After the brilliant Daldal, I wasn’t in the mood to see another unsmiling cop for a while. But Mona Singh is a very persuasive actor. She can make us believe in any character she plays. She got me completely invested in Dhanwant’s grief. The performances, especially Mona Singh, Barun Sobti (what an underused performer!), and Pradhuman Singh (who plays Dhanwant’s husband with heartrending resonance), are, in fact, all so uniformly credible, they succeed in camouflaging the flaws in the script.
There is an entire subplot about a boy from Jharkhand (Prayarak Mehta) searching for his missing father, which just doesn’t work. The convenient plotting strategy whereby the migrant’s search ties up with the salient murder mystery is disappointing in a series that otherwise obstinately refuses to take the comfortable way out.
There are some acutely powerful moments in the series, most of them to do not with the police procedural but the two cop-protagonist’s domestic dynamics which are pretty messed up. Co-directors Sudip Sharma and Faisal Rahman negotiate the scrambled characters through their internal trauma with the surety that they will make their way through the crisis, and even if they don’t, they won’t be crushed by adversity.
Garundi’s complicated relationship with his sister-in-law is outed with the cinematic equivalent of a stifled scream. The performances of all four principal protagonists in the Garundi quadrangle are so immersive, it never feels like sleaze, although it had every potential to be just that.
There is a lurking aura of cogency in the proceedings which validates even the flaccid interludes in the plot. Shot in rural Punjab, Kohrra 2 looks and feels disturbingly lived-in. Ishaan Ghosh’s cinematography is atmospherically leaden without seeming over-punctuated. The fact that the characters speak in Punjabi most of the time lends a luminous linguistic urgency to a series that thrives on imminence.
Chillingly, Kohrra 2 starts with a body in a barn and ends right there, making this the most commanding slow-‘barn’ series since Pataal Lok. What happens in between is not always part of the plan.
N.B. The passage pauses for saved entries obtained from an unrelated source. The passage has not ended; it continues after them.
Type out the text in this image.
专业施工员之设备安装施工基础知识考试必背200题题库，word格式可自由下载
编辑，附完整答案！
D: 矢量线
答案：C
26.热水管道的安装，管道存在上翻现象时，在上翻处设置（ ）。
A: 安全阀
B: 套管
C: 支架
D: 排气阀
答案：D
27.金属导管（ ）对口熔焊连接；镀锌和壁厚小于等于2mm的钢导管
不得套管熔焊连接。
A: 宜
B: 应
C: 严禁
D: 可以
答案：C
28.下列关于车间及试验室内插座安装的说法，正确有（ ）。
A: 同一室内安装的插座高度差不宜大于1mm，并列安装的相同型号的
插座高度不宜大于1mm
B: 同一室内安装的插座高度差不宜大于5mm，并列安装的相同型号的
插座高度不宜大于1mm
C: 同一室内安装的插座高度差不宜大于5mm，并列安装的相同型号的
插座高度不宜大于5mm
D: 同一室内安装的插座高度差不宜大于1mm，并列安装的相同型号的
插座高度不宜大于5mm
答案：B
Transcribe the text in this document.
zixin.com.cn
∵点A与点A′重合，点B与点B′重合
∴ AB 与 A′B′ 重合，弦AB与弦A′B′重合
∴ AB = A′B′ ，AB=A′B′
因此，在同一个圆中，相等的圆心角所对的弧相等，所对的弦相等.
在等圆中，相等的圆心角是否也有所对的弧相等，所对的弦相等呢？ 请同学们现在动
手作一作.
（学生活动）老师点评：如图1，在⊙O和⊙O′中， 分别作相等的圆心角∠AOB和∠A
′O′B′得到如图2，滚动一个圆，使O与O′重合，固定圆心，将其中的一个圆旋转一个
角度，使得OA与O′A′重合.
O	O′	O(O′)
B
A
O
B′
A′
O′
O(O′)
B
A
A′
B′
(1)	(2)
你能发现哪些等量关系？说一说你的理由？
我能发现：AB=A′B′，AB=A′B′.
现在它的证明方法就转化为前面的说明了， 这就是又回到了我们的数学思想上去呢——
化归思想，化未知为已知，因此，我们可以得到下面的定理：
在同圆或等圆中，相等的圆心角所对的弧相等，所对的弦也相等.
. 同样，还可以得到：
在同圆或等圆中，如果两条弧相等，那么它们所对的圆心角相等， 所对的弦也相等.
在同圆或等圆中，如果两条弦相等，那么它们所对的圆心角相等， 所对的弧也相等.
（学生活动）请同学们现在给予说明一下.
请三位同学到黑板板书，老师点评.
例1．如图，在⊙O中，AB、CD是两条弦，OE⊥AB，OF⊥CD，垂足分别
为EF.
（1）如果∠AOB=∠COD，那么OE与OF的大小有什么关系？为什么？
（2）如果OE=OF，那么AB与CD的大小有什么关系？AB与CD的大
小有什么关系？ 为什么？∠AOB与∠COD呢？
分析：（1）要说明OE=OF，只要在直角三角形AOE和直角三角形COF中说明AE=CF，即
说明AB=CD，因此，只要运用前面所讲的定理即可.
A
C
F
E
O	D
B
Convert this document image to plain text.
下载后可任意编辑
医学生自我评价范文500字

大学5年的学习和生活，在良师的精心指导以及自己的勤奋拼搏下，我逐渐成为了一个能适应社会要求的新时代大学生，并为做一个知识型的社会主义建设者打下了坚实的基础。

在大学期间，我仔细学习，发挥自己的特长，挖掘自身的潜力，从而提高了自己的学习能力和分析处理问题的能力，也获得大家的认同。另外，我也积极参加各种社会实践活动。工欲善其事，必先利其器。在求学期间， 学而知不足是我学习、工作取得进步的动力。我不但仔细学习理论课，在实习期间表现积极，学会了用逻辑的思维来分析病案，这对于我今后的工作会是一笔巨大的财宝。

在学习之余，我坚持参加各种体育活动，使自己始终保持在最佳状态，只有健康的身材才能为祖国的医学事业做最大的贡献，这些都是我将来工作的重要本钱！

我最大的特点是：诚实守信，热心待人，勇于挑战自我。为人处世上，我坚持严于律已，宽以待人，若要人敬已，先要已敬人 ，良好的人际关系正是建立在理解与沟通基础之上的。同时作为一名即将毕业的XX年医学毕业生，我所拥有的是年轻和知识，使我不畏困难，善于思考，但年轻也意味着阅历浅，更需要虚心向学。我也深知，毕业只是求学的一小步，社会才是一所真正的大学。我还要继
But then the writers (Gunjit Chopra, Diggi Sisodia, Sudip Sharma) know what most of us don’t: God always has other plans.
Two sequences, both featuring Mona Singh, stood out for me. One, when Dhanwant lashes out at her boss when he questions her dedication. Two, when her dead son’s motorcycle is being taken away. It is almost like the closure of the most meaningful part of her life. Kohrra 2 tells us to hold on to what we value.